The author himself is positive about the effect of the Internet:
"... In the industrialized world, the rise of the Web has happily demonstrated that vast numbers of people are interested in being expressive to each other and the world at large. This is something that I and my colleagues used to boldly predict, but we were often shouted down, as the mainstream opinion during the age of television’s dominance was that people were mostly passive consumers who could not be expected to express themselves. In the developing world, the Internet, along with mobile phones, has had an even more dramatic effect, empowering vast classes of people in new ways by allowing them to coordinate with each other. That has been a very good thing for the most part, though it has also enabled militants and other bad actors."

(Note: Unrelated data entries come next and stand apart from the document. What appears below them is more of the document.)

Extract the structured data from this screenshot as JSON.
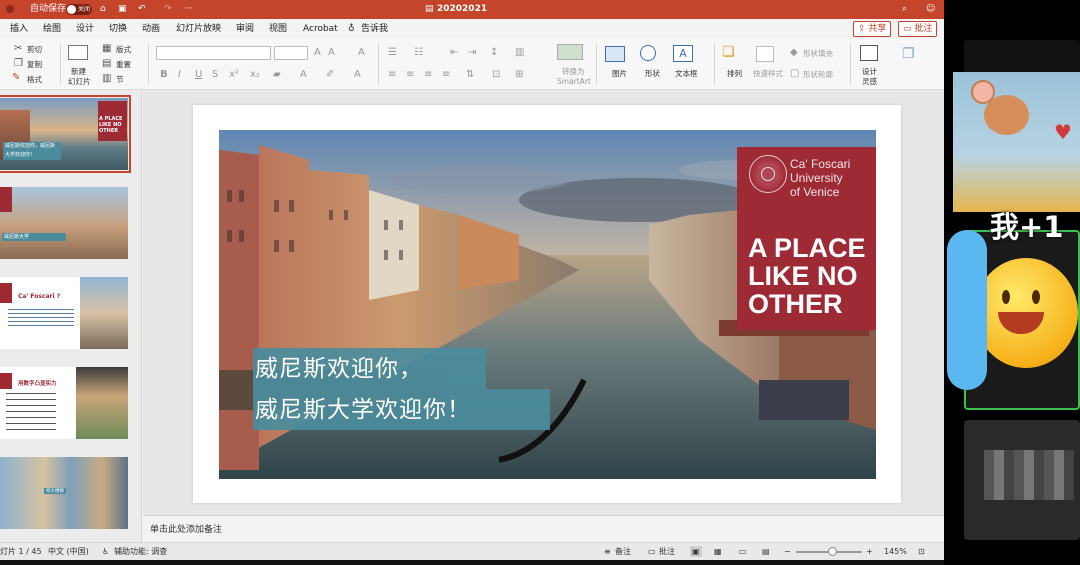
{
  "titlebar": {
    "autosave_label": "自动保存",
    "toggle_state": "关闭",
    "doc_title": "20202021",
    "more": "···"
  },
  "menu": [
    "插入",
    "绘图",
    "设计",
    "切换",
    "动画",
    "幻灯片放映",
    "审阅",
    "视图",
    "Acrobat",
    "告诉我"
  ],
  "share_label": "共享",
  "comment_label": "批注",
  "ribbon": {
    "cut": "剪切",
    "copy": "复制",
    "format": "格式",
    "new_slide_1": "新建",
    "new_slide_2": "幻灯片",
    "layout": "版式",
    "reset": "重置",
    "section": "节",
    "convert_1": "转换为",
    "convert_2": "SmartArt",
    "picture": "图片",
    "shapes": "形状",
    "textbox": "文本框",
    "arrange": "排列",
    "quick_styles": "快速样式",
    "shape_fill": "形状填充",
    "shape_outline": "形状轮廓",
    "designer_1": "设计",
    "designer_2": "灵感"
  },
  "thumbnails": [
    {
      "title": "A PLACE LIKE NO OTHER",
      "text": "威尼斯欢迎你，威尼斯大学欢迎你！"
    },
    {
      "title": "",
      "text": "威尼斯大学"
    },
    {
      "title": "Ca' Foscari ?",
      "text": ""
    },
    {
      "title": "用数字凸显实力",
      "text": ""
    },
    {
      "title": "",
      "text": "校大楼群"
    }
  ],
  "slide": {
    "logo_line1": "Ca' Foscari",
    "logo_line2": "University",
    "logo_line3": "of Venice",
    "headline_1": "A PLACE",
    "headline_2": "LIKE NO",
    "headline_3": "OTHER",
    "welcome_1": "威尼斯欢迎你，",
    "welcome_2": "威尼斯大学欢迎你！"
  },
  "notes_placeholder": "单击此处添加备注",
  "status": {
    "slide_count": "灯片 1 / 45",
    "language": "中文 (中国)",
    "accessibility": "辅助功能: 调查",
    "notes": "备注",
    "comments": "批注",
    "zoom": "145%"
  },
  "video": {
    "sticker_text": "我+1"
  },
  "colors": {
    "accent": "#c4452c",
    "slide_red": "#9e2a36",
    "teal": "#4a8c9c"
  }
}
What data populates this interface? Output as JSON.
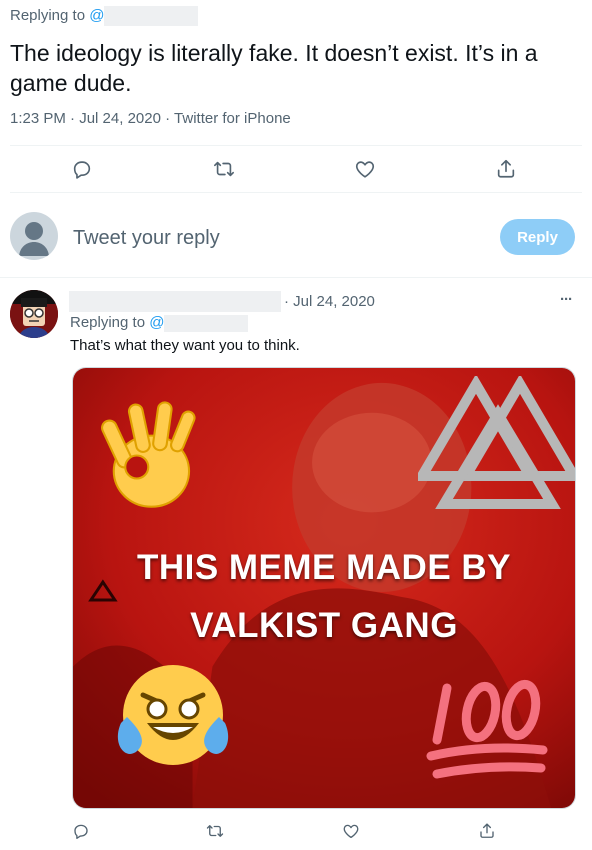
{
  "tweet": {
    "replying_to_label": "Replying to",
    "replying_to_at": "@",
    "text": "The ideology is literally fake. It doesn’t exist. It’s in a game dude.",
    "time": "1:23 PM",
    "sep1": "·",
    "date": "Jul 24, 2020",
    "sep2": "·",
    "source": "Twitter for iPhone"
  },
  "composer": {
    "placeholder": "Tweet your reply",
    "reply_button": "Reply"
  },
  "reply": {
    "date_prefix": "· Jul 24, 2020",
    "more": "···",
    "replying_to_label": "Replying to",
    "replying_to_at": "@",
    "text": "That’s what they want you to think."
  },
  "meme": {
    "line1": "THIS MEME MADE BY",
    "line2": "VALKIST GANG",
    "background_color": "#b81410"
  },
  "icons": [
    "reply-icon",
    "retweet-icon",
    "like-icon",
    "share-icon",
    "ok-hand-emoji",
    "valknut-symbol",
    "laughing-emoji",
    "hundred-emoji"
  ],
  "colors": {
    "link": "#1d9bf0",
    "muted": "#536471",
    "reply_button": "#8ecdf7"
  }
}
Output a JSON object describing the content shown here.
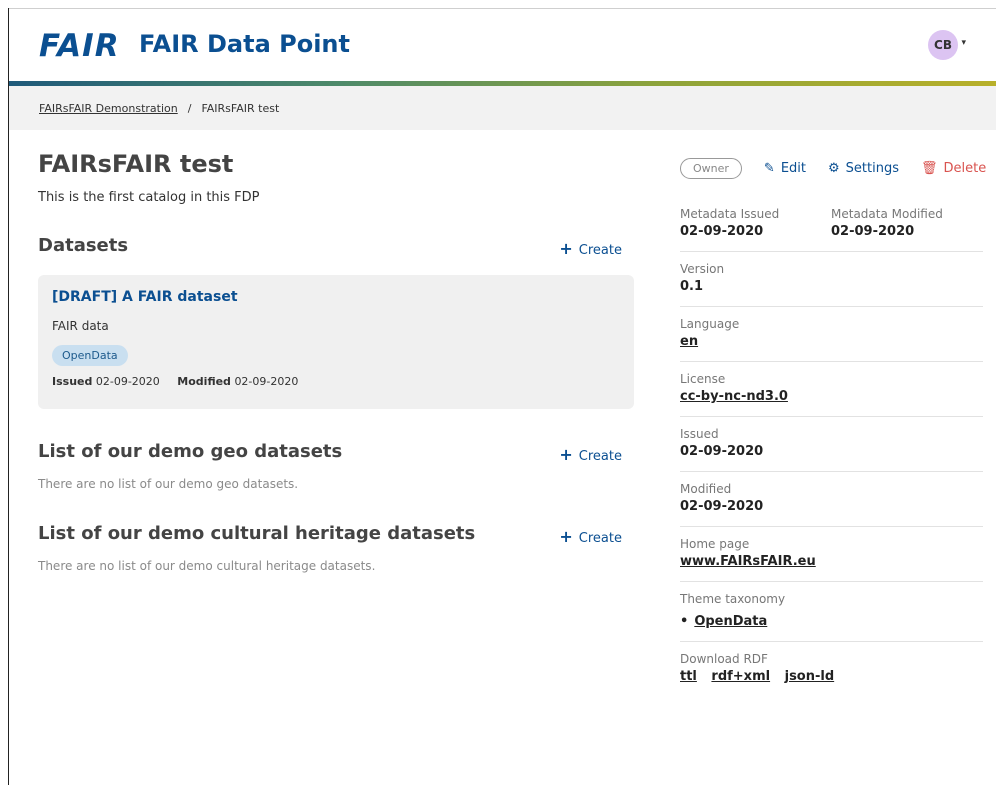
{
  "header": {
    "logo_text": "FAIR",
    "app_title": "FAIR Data Point",
    "user_initials": "CB"
  },
  "breadcrumb": {
    "parent": "FAIRsFAIR Demonstration",
    "separator": "/",
    "current": "FAIRsFAIR test"
  },
  "main": {
    "title": "FAIRsFAIR test",
    "description": "This is the first catalog in this FDP",
    "sections": [
      {
        "title": "Datasets",
        "create_label": "Create",
        "items": [
          {
            "title": "[DRAFT] A FAIR dataset",
            "description": "FAIR data",
            "tag": "OpenData",
            "issued_label": "Issued",
            "issued": "02-09-2020",
            "modified_label": "Modified",
            "modified": "02-09-2020"
          }
        ]
      },
      {
        "title": "List of our demo geo datasets",
        "create_label": "Create",
        "empty_text": "There are no list of our demo geo datasets."
      },
      {
        "title": "List of our demo cultural heritage datasets",
        "create_label": "Create",
        "empty_text": "There are no list of our demo cultural heritage datasets."
      }
    ]
  },
  "sidebar": {
    "owner_badge": "Owner",
    "edit_label": "Edit",
    "settings_label": "Settings",
    "delete_label": "Delete",
    "metadata_issued_label": "Metadata Issued",
    "metadata_issued": "02-09-2020",
    "metadata_modified_label": "Metadata Modified",
    "metadata_modified": "02-09-2020",
    "version_label": "Version",
    "version": "0.1",
    "language_label": "Language",
    "language": "en",
    "license_label": "License",
    "license": "cc-by-nc-nd3.0",
    "issued_label": "Issued",
    "issued": "02-09-2020",
    "modified_label": "Modified",
    "modified": "02-09-2020",
    "homepage_label": "Home page",
    "homepage": "www.FAIRsFAIR.eu",
    "theme_taxonomy_label": "Theme taxonomy",
    "theme_taxonomy": [
      "OpenData"
    ],
    "download_rdf_label": "Download RDF",
    "download_rdf": [
      "ttl",
      "rdf+xml",
      "json-ld"
    ]
  },
  "colors": {
    "brand": "#0b4f91",
    "delete": "#d9534f",
    "avatar": "#dcc4f2",
    "tag_bg": "#c9dff0"
  },
  "icons": {
    "edit": "edit-icon",
    "settings": "gear-icon",
    "delete": "trash-icon",
    "create": "plus-icon",
    "user_menu": "caret-down-icon"
  }
}
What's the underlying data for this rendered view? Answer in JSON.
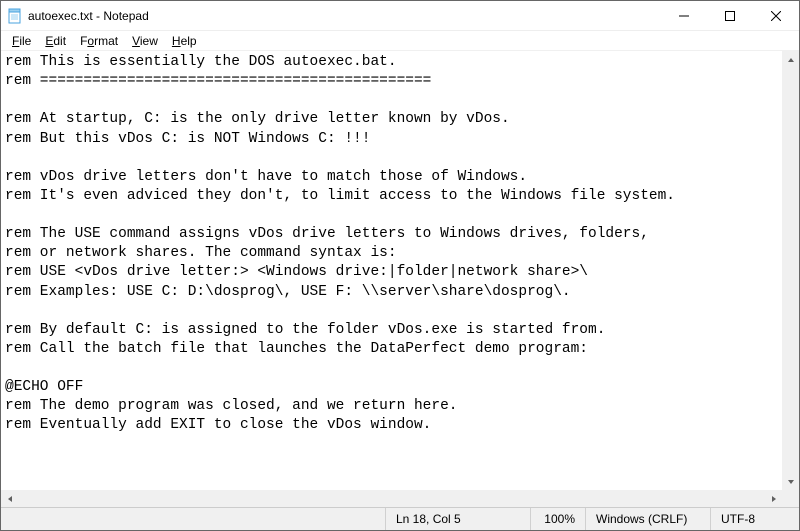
{
  "titlebar": {
    "title": "autoexec.txt - Notepad"
  },
  "menu": {
    "file": "File",
    "edit": "Edit",
    "format": "Format",
    "view": "View",
    "help": "Help"
  },
  "text": "rem This is essentially the DOS autoexec.bat.\nrem =============================================\n\nrem At startup, C: is the only drive letter known by vDos.\nrem But this vDos C: is NOT Windows C: !!!\n\nrem vDos drive letters don't have to match those of Windows.\nrem It's even adviced they don't, to limit access to the Windows file system.\n\nrem The USE command assigns vDos drive letters to Windows drives, folders,\nrem or network shares. The command syntax is:\nrem USE <vDos drive letter:> <Windows drive:|folder|network share>\\\nrem Examples: USE C: D:\\dosprog\\, USE F: \\\\server\\share\\dosprog\\.\n\nrem By default C: is assigned to the folder vDos.exe is started from.\nrem Call the batch file that launches the DataPerfect demo program:\n\n@ECHO OFF\nrem The demo program was closed, and we return here.\nrem Eventually add EXIT to close the vDos window.",
  "status": {
    "position": "Ln 18, Col 5",
    "zoom": "100%",
    "line_ending": "Windows (CRLF)",
    "encoding": "UTF-8"
  }
}
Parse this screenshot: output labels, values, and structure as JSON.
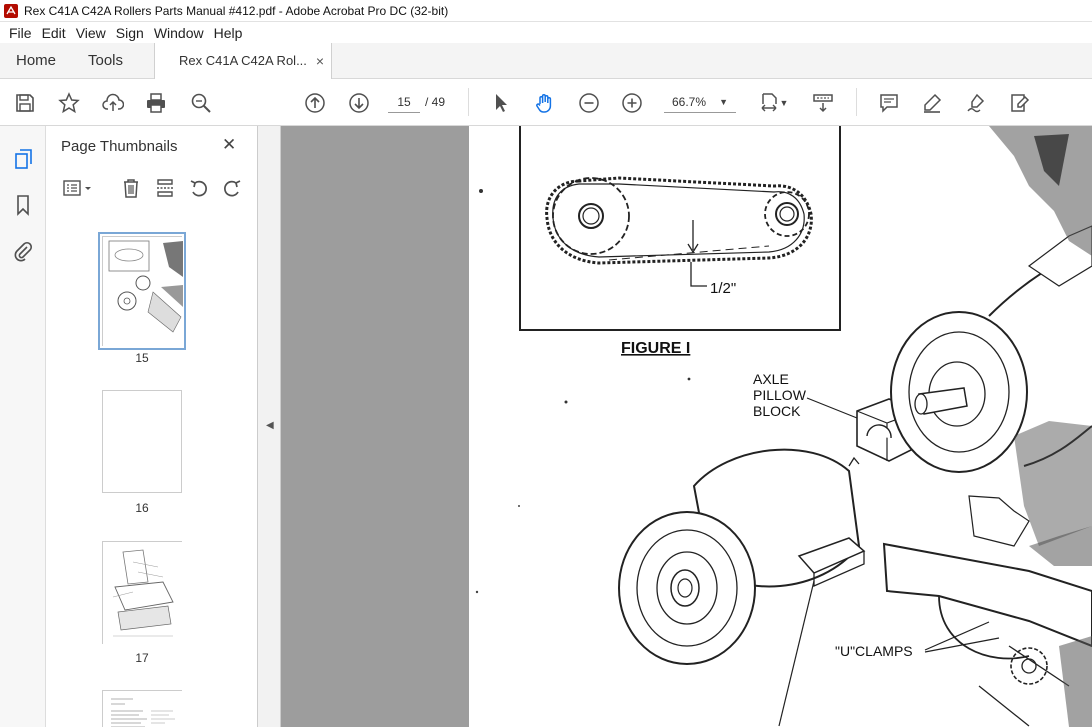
{
  "window": {
    "title": "Rex C41A C42A Rollers Parts Manual #412.pdf - Adobe Acrobat Pro DC (32-bit)"
  },
  "menu": [
    "File",
    "Edit",
    "View",
    "Sign",
    "Window",
    "Help"
  ],
  "tabs": {
    "home": "Home",
    "tools": "Tools",
    "document": "Rex C41A C42A Rol...",
    "close": "×"
  },
  "toolbar": {
    "current_page": "15",
    "page_total": "/ 49",
    "zoom": "66.7%"
  },
  "thumbnails_panel": {
    "title": "Page Thumbnails",
    "close": "✕",
    "pages": [
      {
        "label": "15",
        "selected": true
      },
      {
        "label": "16",
        "selected": false
      },
      {
        "label": "17",
        "selected": false
      }
    ]
  },
  "document": {
    "figure_caption": "FIGURE I",
    "dimension_label": "1/2\"",
    "callout_pillow_block": [
      "AXLE",
      "PILLOW",
      "BLOCK"
    ],
    "callout_clamps": "\"U\"CLAMPS"
  },
  "colors": {
    "acrobat_red": "#b30b00",
    "selection_blue": "#7aa7d6",
    "icon_gray": "#505050",
    "hand_active_blue": "#1473e6"
  }
}
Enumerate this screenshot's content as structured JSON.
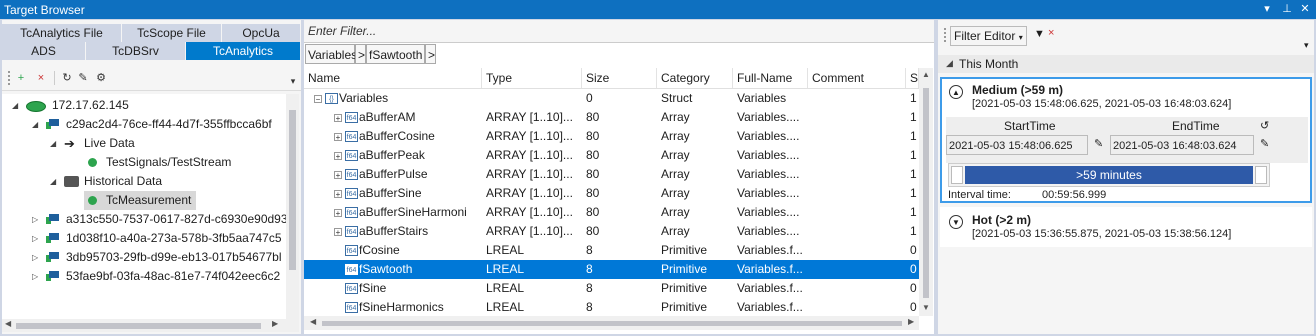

But he sees a problem with web 2.0:
"The problem is not inherent in the Internet or the Web. Deterioration only began around the turn of the century with the rise of so-called "Web 2.0" designs. These designs valued the information content of the web over individuals. It became fashionable to aggregate the expressions of people into dehumanized data. There are so many things wrong with this that it takes a whole book to summarize them. Here’s just one problem: It screws the middle class. Only the aggregator (like Google, for instance) gets rich, while the actual producers of content get poor. This is why newspapers are dying. It might sound like it is only a problem for creative people, like musicians or writers, but eventually it will be a problem for everyone. When robots can repair roads someday, will people have jobs programming those robots, or will the human programmers be so aggregated that they essentially work for free, like today’s recording musicians? Web 2.0 is a formula to kill the middle class and undo centuries of social progress."